Thank You for Smoking |
directed by Jason Reitman
This is an intelligent, excellent satirical film, so don't get caught up in the title, for I think it can be misleading. Smokers, for example, will likely suspect this film of being a vengeful attempt to make Big Tobacco look like Satan's most loyal servants, while anti-tobacco's attack dogs may suspect some hidden agenda to actually make smoking look cool. Neither would be correct.
Thank You for Smoking launches its barbs into both sides of the tobacco conflict, shining a good bit of the harsh light of truth onto both. No matter which side you're on, you can enjoy this brilliant little film.
The sad fact is that the debate over smoking often has nothing to do with cigarettes; it's really all about money and power and politics. Obviously, many people oppose smoking for very sincere reasons, but some politicians jump on board merely as a means to power and influence. In this movie, they're represented by Vermont's Senator Ortolan K. Finistirre (William H. Macy), who is leading the effort to put a large poison label on cigarettes. He's not exactly all heart, though: berating his assistant for not choosing someone obviously on death's door for his "cancer boy," lamenting that one of his enemies didn't actually die after being attacked by anti-smoking vigilantes and generally engaging in the same kind of self-profiting spin as the representatives of Big Tobacco.
Finistirre's nemesis is Nick Naylor (Aaron Eckhart), the smooth-talking de facto spokesman for the tobacco industry. Eckhart's brilliant performance keeps the film far away from the many pitfalls that would seem to dominate the landscape for this kind of satire. Naylor is almost untouchably good at his job, able to deftly and quickly take a hostile crowd and win them over (or at least stave them off) with his defense of freedom and personal choice in America. Why does he do what he does? That's never definitively answered, but paying the mortgage is alluded to by Nick and several other characters. One thing that Nick alone has, however, is a human and sympathetic persona, as revealed in his relationship with his son. The presence of the boy adds to the story's otherwise absurdist atmosphere, as we watch the boy look up to and begin to emulate his father's debating skills. More than that, it shows us a human side to Nick, and that is something this film almost had to have in order to succeed.
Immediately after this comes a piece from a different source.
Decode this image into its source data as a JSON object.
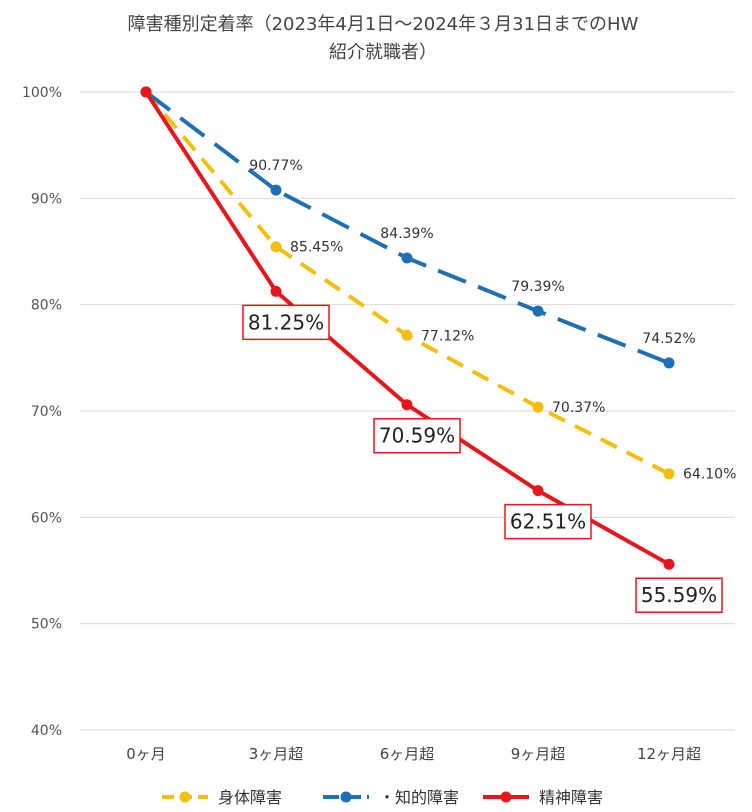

Nick's character is sort of morally ambivalent, but you can't help but like him -- and he certainly comes off in a better light than Finistirre and a reporter played (passably at best) by Katie Holmes. Nick should have known better than to sleep with a journalist, as Heather Holloway goes about doing her job much the same way Nick goes about doing his. Her only concern is the story and the attention it will bring her. She and Finistirre, much more than Nick and his fellow spokesmen from the alcohol and firearms industries (who jokingly refer to themselves as the MOD [Merchants of Death] Squad and argue over which of their products is more deadly), are the real villains of the story. Even if and when they might do the right thing, they do it for all the wrong reasons. Nick may engineer good spin for Big Tobacco, but at least he doesn't pretend to be someone he isn't.
The film features a surprisingly good cast (excepting Holmes, whose "steamy" scene with Eckhart is almost too far away from the camera to be seen with the naked eye), including the likes of Eckhart, Elliott, Macy, Robert Duvall, Rob Lowe and -- in a really funny cameo -- Dennis Miller. Jason Reitman may be a young filmmaker, but he really nailed just about every aspect of this film. Making a film about Big Tobacco that never deviates from its satirical position to moralize either for or against smoking, skewers all concerned parties equally, defies the dangerous modern-day obsession with political correctness and maintains a consistently intelligent, funny atmosphere throughout, is quite an accomplishment indeed. Unless you simply can't take a joke, you're going to enjoy this movie.